The Retail Council of Canada wants to put a stop to widespread theft within the retail industry.


“Retail crime contributed about $5 billion in losses across Canada,” Retail Council of Canada Loss Prevention and Risk Manager Rui Rodrigues said in an interview with CTV National News. Rodrigues said those numbers are from pre-pandemic, and likely higher now.


Retail industry leaders are meeting this week to find solutions to minimize theft.


“Theft amounts to roughly 1.8 per cent of all retail revenues in the country.”


Stealing from retail stores in Canada has gone on for a long time, in a variety of ways, but Rodrigues said the problem is worse now than it has ever been.


“General shoplifting happens quite often and group theft is a growing problem,” he said, as he described the practice of large numbers of thieves blitzing stores and leaving with large amounts of stolen merchandise. “They are literally filling shopping carts and bags full of merchandise.”


Rodrigues said organized crime is a growing concern, with items stolen before they even get to stores.


“Trailers stolen from yards, in transport, there is definitely an increase of that as well,” he said.


Sylvain Charlebois agrees.

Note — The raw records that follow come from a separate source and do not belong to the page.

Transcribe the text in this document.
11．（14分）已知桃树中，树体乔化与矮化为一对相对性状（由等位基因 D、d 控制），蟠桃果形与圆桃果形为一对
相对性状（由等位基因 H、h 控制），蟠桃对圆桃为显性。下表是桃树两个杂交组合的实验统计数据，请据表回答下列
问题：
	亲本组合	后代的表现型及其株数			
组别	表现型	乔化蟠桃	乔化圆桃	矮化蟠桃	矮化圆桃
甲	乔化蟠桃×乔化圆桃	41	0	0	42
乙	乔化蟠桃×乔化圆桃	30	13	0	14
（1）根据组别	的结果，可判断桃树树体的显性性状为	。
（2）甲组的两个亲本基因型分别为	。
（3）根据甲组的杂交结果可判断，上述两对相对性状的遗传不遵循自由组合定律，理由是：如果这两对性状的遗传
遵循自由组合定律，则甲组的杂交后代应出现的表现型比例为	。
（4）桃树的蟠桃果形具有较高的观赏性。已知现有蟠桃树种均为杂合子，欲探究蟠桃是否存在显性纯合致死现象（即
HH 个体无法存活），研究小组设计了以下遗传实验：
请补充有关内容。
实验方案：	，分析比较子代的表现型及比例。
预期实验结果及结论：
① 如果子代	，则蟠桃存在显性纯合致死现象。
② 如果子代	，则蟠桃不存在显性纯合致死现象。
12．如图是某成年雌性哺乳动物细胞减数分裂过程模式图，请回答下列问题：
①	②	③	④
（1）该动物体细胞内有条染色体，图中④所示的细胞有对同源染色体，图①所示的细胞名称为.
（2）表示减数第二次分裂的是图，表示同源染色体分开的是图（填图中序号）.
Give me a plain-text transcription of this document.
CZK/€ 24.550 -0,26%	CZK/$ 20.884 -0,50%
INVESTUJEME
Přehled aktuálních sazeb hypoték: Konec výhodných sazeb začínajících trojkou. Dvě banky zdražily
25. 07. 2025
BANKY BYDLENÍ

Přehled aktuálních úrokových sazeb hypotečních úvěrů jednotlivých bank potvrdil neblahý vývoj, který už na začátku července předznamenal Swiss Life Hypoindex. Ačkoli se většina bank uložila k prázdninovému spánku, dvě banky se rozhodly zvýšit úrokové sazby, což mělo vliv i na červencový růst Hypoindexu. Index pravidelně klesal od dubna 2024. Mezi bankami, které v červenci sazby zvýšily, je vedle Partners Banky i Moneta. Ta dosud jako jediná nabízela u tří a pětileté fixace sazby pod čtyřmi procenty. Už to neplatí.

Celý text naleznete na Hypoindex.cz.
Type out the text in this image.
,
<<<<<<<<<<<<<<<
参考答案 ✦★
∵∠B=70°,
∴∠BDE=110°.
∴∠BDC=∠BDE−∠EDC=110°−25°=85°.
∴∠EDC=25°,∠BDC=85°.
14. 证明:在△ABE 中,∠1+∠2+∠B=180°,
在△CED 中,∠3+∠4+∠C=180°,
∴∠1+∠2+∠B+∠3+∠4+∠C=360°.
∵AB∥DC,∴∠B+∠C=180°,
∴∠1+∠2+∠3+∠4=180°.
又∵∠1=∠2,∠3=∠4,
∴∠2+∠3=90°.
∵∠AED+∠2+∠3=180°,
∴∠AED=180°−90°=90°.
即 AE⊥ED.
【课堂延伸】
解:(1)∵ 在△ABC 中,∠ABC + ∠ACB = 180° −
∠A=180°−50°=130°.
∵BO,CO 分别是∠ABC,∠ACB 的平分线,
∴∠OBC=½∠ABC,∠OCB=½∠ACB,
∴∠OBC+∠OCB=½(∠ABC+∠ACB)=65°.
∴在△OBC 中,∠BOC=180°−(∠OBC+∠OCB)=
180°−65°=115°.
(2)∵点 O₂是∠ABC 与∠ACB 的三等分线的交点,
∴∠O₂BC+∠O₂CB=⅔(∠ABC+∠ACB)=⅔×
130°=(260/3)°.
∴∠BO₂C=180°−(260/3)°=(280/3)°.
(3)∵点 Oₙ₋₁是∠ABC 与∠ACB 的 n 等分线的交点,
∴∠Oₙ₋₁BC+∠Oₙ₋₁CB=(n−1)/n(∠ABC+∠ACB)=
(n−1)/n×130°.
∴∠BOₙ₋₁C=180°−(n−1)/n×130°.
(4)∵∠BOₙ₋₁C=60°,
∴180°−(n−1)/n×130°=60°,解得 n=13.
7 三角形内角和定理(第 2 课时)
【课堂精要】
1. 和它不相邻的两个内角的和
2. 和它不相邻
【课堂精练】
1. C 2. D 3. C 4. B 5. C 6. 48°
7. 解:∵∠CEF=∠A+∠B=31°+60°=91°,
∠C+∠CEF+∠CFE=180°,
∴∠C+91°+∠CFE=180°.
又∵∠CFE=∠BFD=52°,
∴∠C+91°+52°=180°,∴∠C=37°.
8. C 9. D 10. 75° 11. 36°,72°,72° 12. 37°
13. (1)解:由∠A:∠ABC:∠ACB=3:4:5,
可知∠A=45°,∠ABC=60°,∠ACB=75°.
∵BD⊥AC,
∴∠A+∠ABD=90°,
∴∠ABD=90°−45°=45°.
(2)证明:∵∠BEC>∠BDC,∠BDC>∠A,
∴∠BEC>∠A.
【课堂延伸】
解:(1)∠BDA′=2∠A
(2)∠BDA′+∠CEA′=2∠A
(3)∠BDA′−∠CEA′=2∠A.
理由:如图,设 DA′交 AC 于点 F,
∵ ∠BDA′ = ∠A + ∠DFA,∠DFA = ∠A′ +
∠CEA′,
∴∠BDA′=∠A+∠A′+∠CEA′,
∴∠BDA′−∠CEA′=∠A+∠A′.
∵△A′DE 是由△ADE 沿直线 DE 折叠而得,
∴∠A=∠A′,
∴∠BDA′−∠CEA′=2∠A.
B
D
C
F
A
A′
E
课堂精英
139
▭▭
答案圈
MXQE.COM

Charlebois is a professor at Dalhousie University and director of the university’s Agri-Food Analytics Lab. He said theft of retail food has also escalated over the past five years.


“Organized crime is a big problem,” Charlebois said. “Sometimes you have internal employees involved and these thefts will probably include thousands of dollars of food product.”


The retail stores sector is currently working with law enforcement to address the issue, according to Rodrigues.


Store operators are also deploying new strategies such as increased and better-trained security personnel and high-tech surveillance tools.


“It could come down to the physical design of the store and where the high value stuff is, in relation to the exit,” said CTV News Public Safety Analyst and Former OPP Commissioner Chris Lewis.


“Most of the stores want it up front, so people see it when they come in. That is part of their advertising. But in other cases, they are moving items and putting them into places that makes it harder to get them out of the door.”


Lewis said there are other proven ways to deter thieves, like catching them in the act and delivering strict punishment through law enforcement and the courts.


The Retail Council of Canada is currently working on a retail crime report that will highlight how much money retailers are now losing due to theft.